Guess what? I got rejected.

It was very devastating and I got all kinds of upset, because that was a fuck of a lot of work and I saw my li’l dreams crumble. I cried. And then I got really mad.

The problem with academia, I thought, is that so many people write in this bullshit way that is so hard to understand, and that is really just evidence that they don’t really know shit. Why not write about things in a more readable way? I mentioned this to a friend, who asked what I had written, and I lied and said I wrote a review of a TV show that included some of my grad school thoughts. He asked to see it. I told him I’d send it. Then to save face and to show those grad school admissions committee fucks I was nobody’s sniveling bitch, I actually went home and wrote this terrible thing. My friend said, “Hmmm, it’s smart and all, but it doesn’t sound like you.” (That is what is known as a “backhanded compliment”.) So I rewrote it the way I talk, all bitchy and critical with a sense of humor, and showed it to another friend, who liked it and helped me get it published. And it was on. (And for the record, I’m no longer anti-grad school, that was just my hurt feelings talking.)

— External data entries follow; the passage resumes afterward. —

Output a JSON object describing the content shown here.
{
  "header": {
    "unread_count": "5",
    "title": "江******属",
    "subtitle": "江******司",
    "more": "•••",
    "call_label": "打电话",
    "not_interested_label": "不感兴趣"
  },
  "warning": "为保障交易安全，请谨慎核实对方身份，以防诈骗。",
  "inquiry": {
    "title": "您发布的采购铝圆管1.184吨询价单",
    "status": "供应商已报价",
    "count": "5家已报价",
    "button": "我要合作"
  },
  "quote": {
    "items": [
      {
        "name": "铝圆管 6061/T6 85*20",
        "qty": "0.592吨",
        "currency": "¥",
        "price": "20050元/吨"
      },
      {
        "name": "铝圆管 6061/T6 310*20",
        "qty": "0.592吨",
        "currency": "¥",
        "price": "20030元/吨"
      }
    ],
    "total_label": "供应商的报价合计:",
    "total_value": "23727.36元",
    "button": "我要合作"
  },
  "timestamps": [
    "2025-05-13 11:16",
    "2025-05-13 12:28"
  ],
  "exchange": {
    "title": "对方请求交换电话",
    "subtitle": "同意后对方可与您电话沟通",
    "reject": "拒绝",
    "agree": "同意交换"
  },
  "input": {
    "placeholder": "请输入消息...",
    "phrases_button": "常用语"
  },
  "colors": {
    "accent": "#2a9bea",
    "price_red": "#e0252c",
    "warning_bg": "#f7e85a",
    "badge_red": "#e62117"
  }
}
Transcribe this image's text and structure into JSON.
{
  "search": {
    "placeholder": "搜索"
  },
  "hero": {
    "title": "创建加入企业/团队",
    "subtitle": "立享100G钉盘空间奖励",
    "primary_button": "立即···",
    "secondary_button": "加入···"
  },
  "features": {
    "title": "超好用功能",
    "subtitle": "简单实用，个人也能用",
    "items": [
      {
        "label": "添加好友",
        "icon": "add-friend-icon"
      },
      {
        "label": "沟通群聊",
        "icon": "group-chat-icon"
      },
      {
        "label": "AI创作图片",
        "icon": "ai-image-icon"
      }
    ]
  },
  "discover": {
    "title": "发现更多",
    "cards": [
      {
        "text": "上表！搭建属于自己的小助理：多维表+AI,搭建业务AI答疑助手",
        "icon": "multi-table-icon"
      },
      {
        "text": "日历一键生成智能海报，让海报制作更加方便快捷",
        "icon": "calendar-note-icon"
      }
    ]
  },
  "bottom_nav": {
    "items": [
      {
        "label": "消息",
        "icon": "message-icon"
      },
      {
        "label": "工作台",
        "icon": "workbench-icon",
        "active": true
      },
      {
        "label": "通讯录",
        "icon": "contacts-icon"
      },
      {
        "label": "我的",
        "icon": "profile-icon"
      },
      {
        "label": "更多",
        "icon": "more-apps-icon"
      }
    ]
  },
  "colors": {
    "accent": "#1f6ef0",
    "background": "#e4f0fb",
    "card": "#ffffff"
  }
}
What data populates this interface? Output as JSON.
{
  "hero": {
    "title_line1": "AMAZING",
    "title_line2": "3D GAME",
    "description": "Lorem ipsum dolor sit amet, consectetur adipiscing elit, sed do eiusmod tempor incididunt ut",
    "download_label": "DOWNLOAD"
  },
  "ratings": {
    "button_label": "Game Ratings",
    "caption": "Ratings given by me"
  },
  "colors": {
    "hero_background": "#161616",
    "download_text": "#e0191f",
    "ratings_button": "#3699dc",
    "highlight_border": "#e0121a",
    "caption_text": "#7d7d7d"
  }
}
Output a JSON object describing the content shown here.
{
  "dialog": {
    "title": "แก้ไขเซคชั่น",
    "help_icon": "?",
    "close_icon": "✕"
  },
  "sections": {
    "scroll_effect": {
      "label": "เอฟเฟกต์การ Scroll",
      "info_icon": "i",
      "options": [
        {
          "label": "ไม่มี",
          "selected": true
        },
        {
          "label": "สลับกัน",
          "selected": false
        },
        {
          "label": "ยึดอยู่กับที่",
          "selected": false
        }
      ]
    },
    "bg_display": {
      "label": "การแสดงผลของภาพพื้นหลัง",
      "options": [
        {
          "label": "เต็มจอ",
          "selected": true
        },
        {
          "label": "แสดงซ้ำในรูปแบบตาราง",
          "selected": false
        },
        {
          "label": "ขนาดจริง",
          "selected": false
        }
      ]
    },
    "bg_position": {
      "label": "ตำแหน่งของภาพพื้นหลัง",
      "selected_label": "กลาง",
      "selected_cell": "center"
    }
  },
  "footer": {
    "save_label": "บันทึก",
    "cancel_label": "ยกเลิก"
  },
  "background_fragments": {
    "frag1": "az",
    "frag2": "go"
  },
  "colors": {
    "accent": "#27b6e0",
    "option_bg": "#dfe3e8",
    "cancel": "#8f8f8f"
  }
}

I’d wanted to be a writer since I was ten. And once I started writing like this I forgot about grad school and being mad, because it was so easy and I just loved doing it. So point here, is that anger has been the first little push in the best directions of my life. Works for exercise, helps me take care of myself, and motivates me in new directions. Just, you know, don’t get in my way when I’m doing smashball.

4 Responses to “Mad, Bad, and Dangerous To Know”

  1. It’s true! The method style of writing. Get in the essential emotional state and let the words flow!

    Dr.J

  2. grad school is so overrated. It’s kinda like professors smashballing your ego, then squatting on your self-worth. Then of course they publish your 1000 meter rowing time like THEY did the actual rowing. Fuckers.

    girlscientist

  3. They don’t teach you to keep it real in grad school, that’s for sure.

    Shari

  4. thank god you didn’t go to grad school! then where the hell would I be? just a little seflish -which is good, right?